Kerkük konusundaki genel değerlendirme de şöyle:
Kerkük’teki ve gelecekte de Musul’da olacak olan olaylarda, esas olarak savaş, Irak Merkezi Hükümet’ine ya da İran Merkezi Hükümet’ine değil, Türkiye’ye karşı verilmekte ve verilecektir. Yani olay Türkmenler üzerinden Türk-Amerikan savaşından başka bir şey değildir.
Türkiye bu konuda, Türkmeneli’ni 1926 anlaşması çerçevesinde de, yabancı güçlere bırakamayacağını, Türkmenleri koruma, kollama ve haklarını savunma olgusu da yaratarak, fiili adım atmalıdır. Bunu ABD, İngiltere ve onların yerli uşakları, PKK ve peşmergeye de doğrudan adım atarak hissettirmelidir. Telafer üzerinden Dicle Kalkanı adı altında yapılması gereken bu fiili hareket, Kerkük, Erbil, Süleymaniye, Telafer, Tuzurmahtu, Altınköprü, ve Suriye sınırına kadar olan Türkmeneli bölgesinde yapacağı veya yapması gerekli harekata odaklamalıdır.”
Türkiye Musul ve Kerkük’e girebilir mi? Girebilir, işte o antlaşma!
Türkiye eğer isterse, Kerkük ve Musul’daki haklarını gündeme getirerek bu iki şehri kontrol altına alabilir. Zira 1926 Ankara Antlaşması bu hakkı veriyor.
Irak’ın Musul kentinde Türk Başkonsolosluğu’nun IŞİD militanları tarafından basılmasıyla birlikte Türkiye’nin Musul ve Kerkük üzerindeki hakları yeniden gündeme geldi. Türkiye askeri müdahalede bulunabilir mi, buna hakkı var mı? 1926 yılında yapılan Ankara Antlaşması Türkiye’ye askeri müdahale hakkı veriyor.
IŞİD’in Türkiye toprağı sayılan Musul Başkonsolosluğu’nu basarak Başkonsolos Öztürk Yılmaz dahil toplam 49 kişiyi rehin alması Ankara’nın önüne askeri seçeneği getirdi.
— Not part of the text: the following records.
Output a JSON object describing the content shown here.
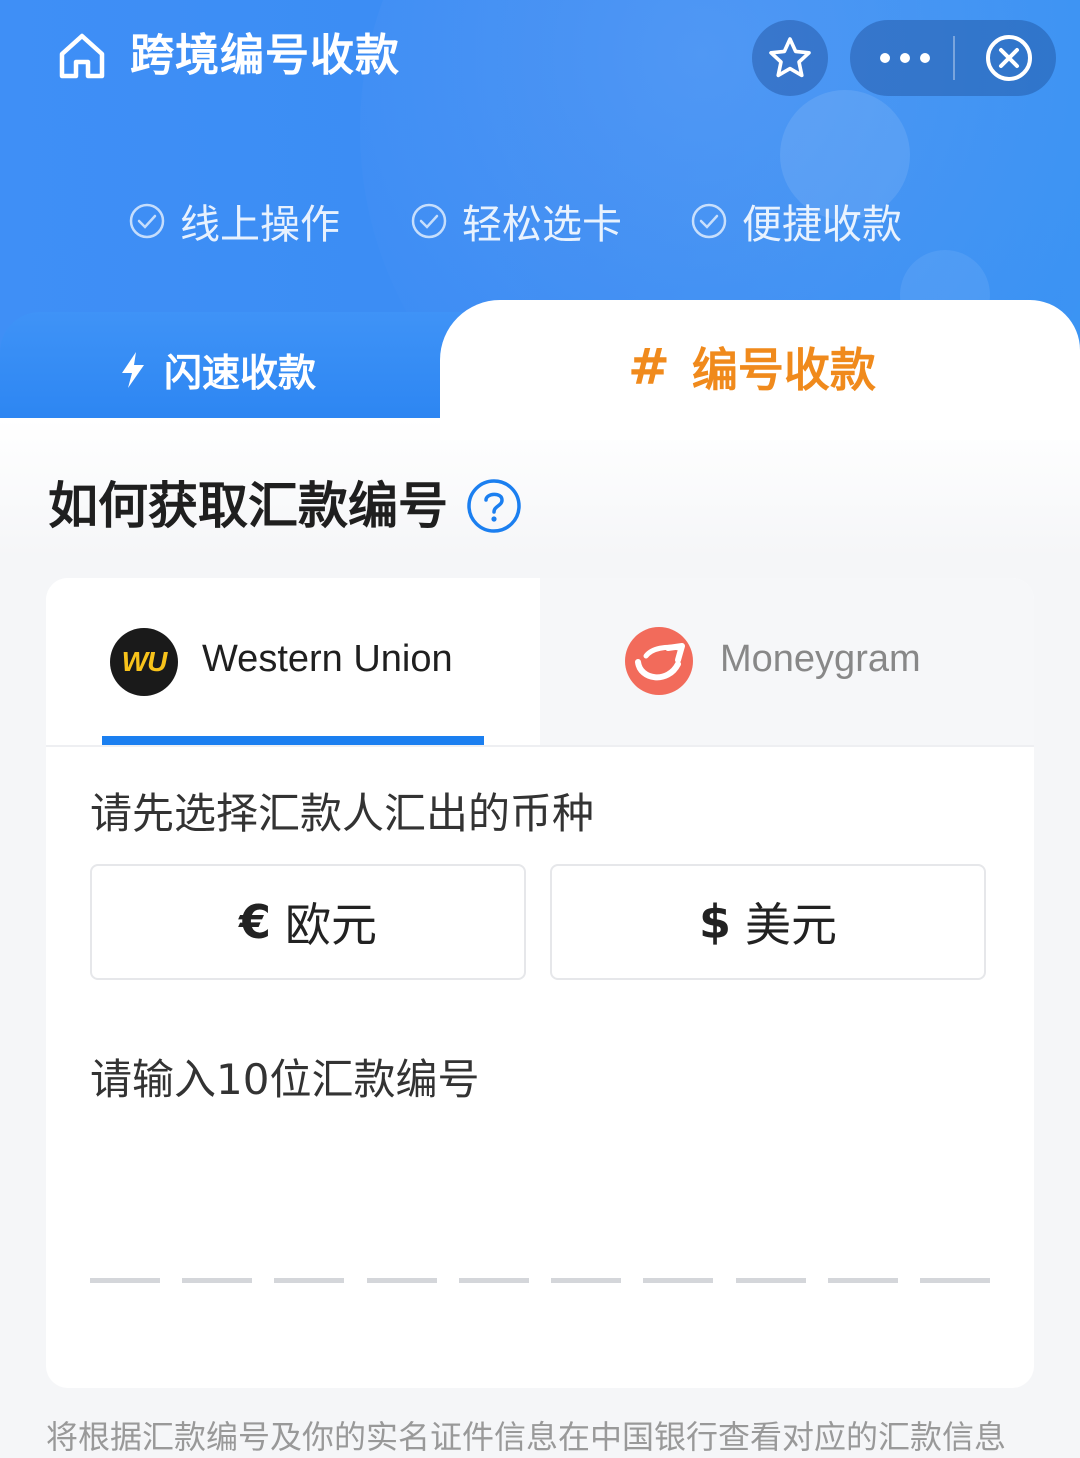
{
  "header": {
    "title": "跨境编号收款"
  },
  "features": [
    {
      "label": "线上操作"
    },
    {
      "label": "轻松选卡"
    },
    {
      "label": "便捷收款"
    }
  ],
  "tabs": {
    "flash": {
      "label": "闪速收款"
    },
    "number": {
      "hash": "#",
      "label": "编号收款"
    }
  },
  "section": {
    "title": "如何获取汇款编号"
  },
  "providers": {
    "western_union": {
      "logo_text": "WU",
      "name": "Western Union"
    },
    "moneygram": {
      "name": "Moneygram"
    }
  },
  "currency": {
    "label": "请先选择汇款人汇出的币种",
    "options": [
      {
        "symbol": "€",
        "label": "欧元"
      },
      {
        "symbol": "$",
        "label": "美元"
      }
    ]
  },
  "number_input": {
    "label": "请输入10位汇款编号",
    "digit_count": 10
  },
  "footer": {
    "text": "将根据汇款编号及你的实名证件信息在中国银行查看对应的汇款信息"
  },
  "colors": {
    "brand_blue": "#2d86f2",
    "accent_orange": "#f08a1c",
    "wu_yellow": "#f8c31b",
    "moneygram_red": "#ef5a4c"
  }
}
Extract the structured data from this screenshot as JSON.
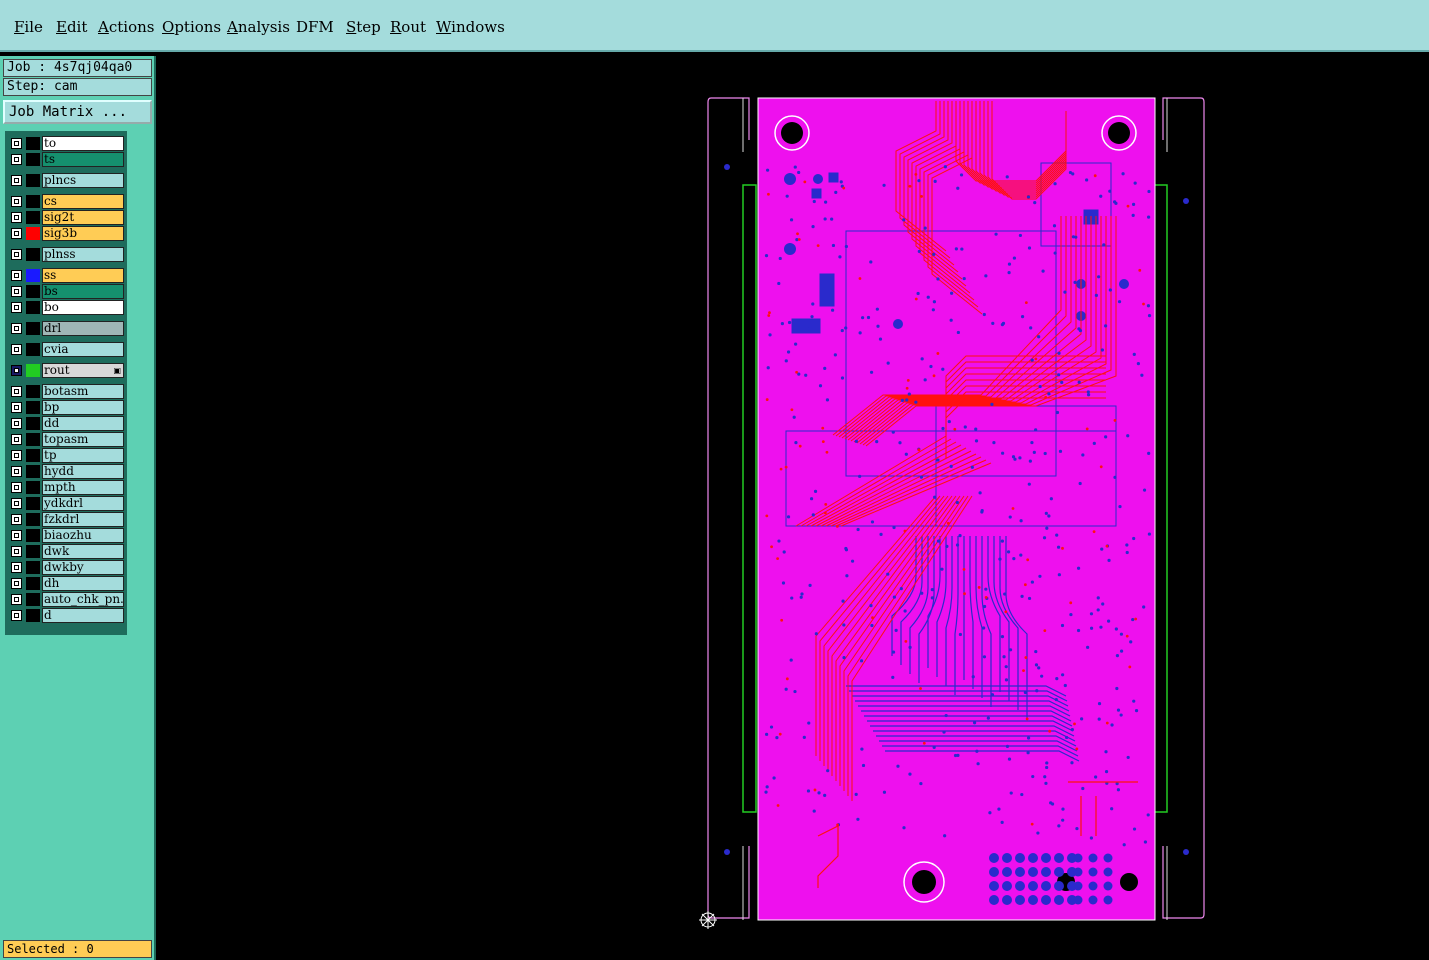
{
  "menu": [
    {
      "label": "File",
      "mnemonic_index": 0
    },
    {
      "label": "Edit",
      "mnemonic_index": 0
    },
    {
      "label": "Actions",
      "mnemonic_index": 0
    },
    {
      "label": "Options",
      "mnemonic_index": 0
    },
    {
      "label": "Analysis",
      "mnemonic_index": 0
    },
    {
      "label": "DFM",
      "mnemonic_index": -1
    },
    {
      "label": "Step",
      "mnemonic_index": 0
    },
    {
      "label": "Rout",
      "mnemonic_index": 0
    },
    {
      "label": "Windows",
      "mnemonic_index": 0
    }
  ],
  "job": {
    "text": "Job : 4s7qj04qa0"
  },
  "step": {
    "text": "Step: cam"
  },
  "job_matrix_button": "Job Matrix ...",
  "layers": [
    {
      "name": "to",
      "bg": "#ffffff",
      "swatch": "#000000"
    },
    {
      "name": "ts",
      "bg": "#15906e",
      "swatch": "#000000"
    },
    {
      "name": "plncs",
      "bg": "#a4dcdc",
      "swatch": "#000000"
    },
    {
      "name": "cs",
      "bg": "#ffcc55",
      "swatch": "#000000"
    },
    {
      "name": "sig2t",
      "bg": "#ffcc55",
      "swatch": "#000000"
    },
    {
      "name": "sig3b",
      "bg": "#ffcc55",
      "swatch": "#ff0000"
    },
    {
      "name": "plnss",
      "bg": "#a4dcdc",
      "swatch": "#000000"
    },
    {
      "name": "ss",
      "bg": "#ffcc55",
      "swatch": "#1a1aff"
    },
    {
      "name": "bs",
      "bg": "#15906e",
      "swatch": "#000000"
    },
    {
      "name": "bo",
      "bg": "#ffffff",
      "swatch": "#000000"
    },
    {
      "name": "drl",
      "bg": "#9fb6b6",
      "swatch": "#000000"
    },
    {
      "name": "cvia",
      "bg": "#a4dcdc",
      "swatch": "#000000"
    },
    {
      "name": "rout",
      "bg": "#d8d8d8",
      "swatch": "#22cc22",
      "active": true
    },
    {
      "name": "botasm",
      "bg": "#a4dcdc",
      "swatch": "#000000"
    },
    {
      "name": "bp",
      "bg": "#a4dcdc",
      "swatch": "#000000"
    },
    {
      "name": "dd",
      "bg": "#a4dcdc",
      "swatch": "#000000"
    },
    {
      "name": "topasm",
      "bg": "#a4dcdc",
      "swatch": "#000000"
    },
    {
      "name": "tp",
      "bg": "#a4dcdc",
      "swatch": "#000000"
    },
    {
      "name": "hydd",
      "bg": "#a4dcdc",
      "swatch": "#000000"
    },
    {
      "name": "mpth",
      "bg": "#a4dcdc",
      "swatch": "#000000"
    },
    {
      "name": "ydkdrl",
      "bg": "#a4dcdc",
      "swatch": "#000000"
    },
    {
      "name": "fzkdrl",
      "bg": "#a4dcdc",
      "swatch": "#000000"
    },
    {
      "name": "biaozhu",
      "bg": "#a4dcdc",
      "swatch": "#000000"
    },
    {
      "name": "dwk",
      "bg": "#a4dcdc",
      "swatch": "#000000"
    },
    {
      "name": "dwkby",
      "bg": "#a4dcdc",
      "swatch": "#000000"
    },
    {
      "name": "dh",
      "bg": "#a4dcdc",
      "swatch": "#000000"
    },
    {
      "name": "auto_chk_pn.",
      "bg": "#a4dcdc",
      "swatch": "#000000"
    },
    {
      "name": "d",
      "bg": "#a4dcdc",
      "swatch": "#000000"
    }
  ],
  "selected": {
    "text": "Selected : 0"
  },
  "colors": {
    "board_fill": "#ee10ee",
    "trace_red": "#ff1010",
    "trace_blue": "#2a2acc",
    "outline_green": "#22cc22",
    "outline_white": "#dddddd"
  }
}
Önce Başbakanlıktaki asker katılımlı toplantı ardından da Çankaya Köşkü’ndeki MİT, Genelkurmay Başkanı ve Başbakan’ı bir araya toplayan zirve “askeri seçeneğin” masada olduğu izlenimi bıraktı. Peki Türkiye’nin böyle bir müdahalede bulunması için hukuki alt zemin var mı?
Ortadaki tabloya bakıldığında Türkiye’nin Musul ve Kerkük’e müdahale etme hakkı doğmuş görünüyor. Hukuki olarak ise bu müdahalenin temelini 1926 yılında yapılan Ankara Antlaşması sağlıyor.
Mısak-ı Milli sınırları içinde kalan Kerkük ve Musul, 1926 yılında yapılan Ankara Antlaşması ile birlikte toprak bütünlüğü sağlanması şartıyla terk edilmişti.
Irak’ın toprak bütünlüğü esas alınarak yapılan İstanbul Anlaşması’na göre, bugün bölünmüş yapısı ve bölgenin illegal örgütlerin kontrolüne geçmesi Türkiye’nin haklarını gündeme getirdi.
Buna göre, otorite boşluğundan kaynaklanan kaos ortamı, Türkiye’nin Kerkük ve Musul’a girebilmesi için uluslararası hukukta meşru zemini hazırlıyor.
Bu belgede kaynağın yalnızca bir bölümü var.